In 1992, Sonneborn traveled to Vietnam, accompanied by Nguyen Ngoc Xuan, a South Vietnamese woman whose first husband was killed in the war fighting for South Vietnam. Xuan later married an American soldier and moved to the U.S. in the early 1970s. She agreed to serve as Sonneborn's translator on the trip and to share her own story in the film. On their journey through Vietnam — where some 2 to 3 million people were killed during the war — they found that everyone had a story to share about loss and devastation from the war. "[The women in Vietnam] were quite surprised and very moved that an American widow wanted to hear their stories," Sonneborn recalls. "The women recounted in painful detail the human and environmental damage caused by what they call the American war in Vietnam." One woman in the film describes, "The cruelty we experienced was longer than a river, higher than a mountain, deeper than an ocean." Another adds, "If you weren't dead, you weren't safe."

In Regret to Inform, widows from both sides speak out, putting a human face on the all-too-often overlooked casualties of armed conflict: those who remain in the war's aftermath. Intercut with beautiful scenes of the serene Vietnamese countryside and shocking archival footage from the war years, the women's voices form an eloquent international chorus calling for peace. Regret to Inform is a powerful meditation on loss and the devastation of all war on a personal level. It is a love story, and a deeply moving testament to the healing power of compassion.

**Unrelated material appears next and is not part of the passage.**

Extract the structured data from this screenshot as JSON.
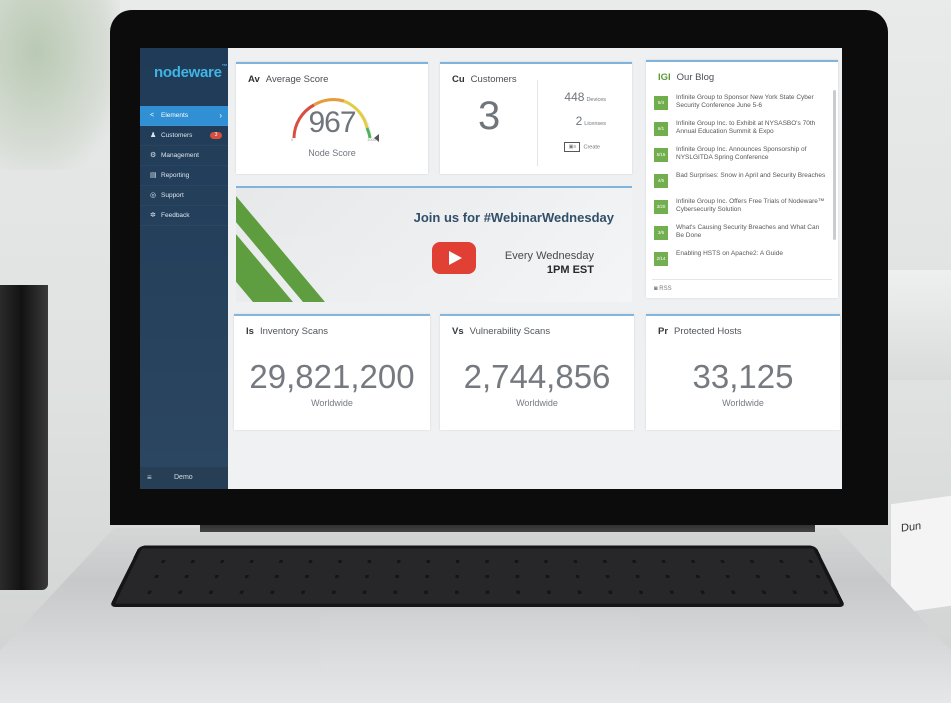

"Making this film has been Jeff's gift to me," sums up Sonneborn. "It has expanded my understanding of sorrow and suffering, of love and joy. I want people to see war differently than they've seen it before. I want them to look war in the face and ask themselves, 'Am I going to allow this to happen ever again?' I want people to so deeply realize the humanity of other human beings that they won't be able to kill them."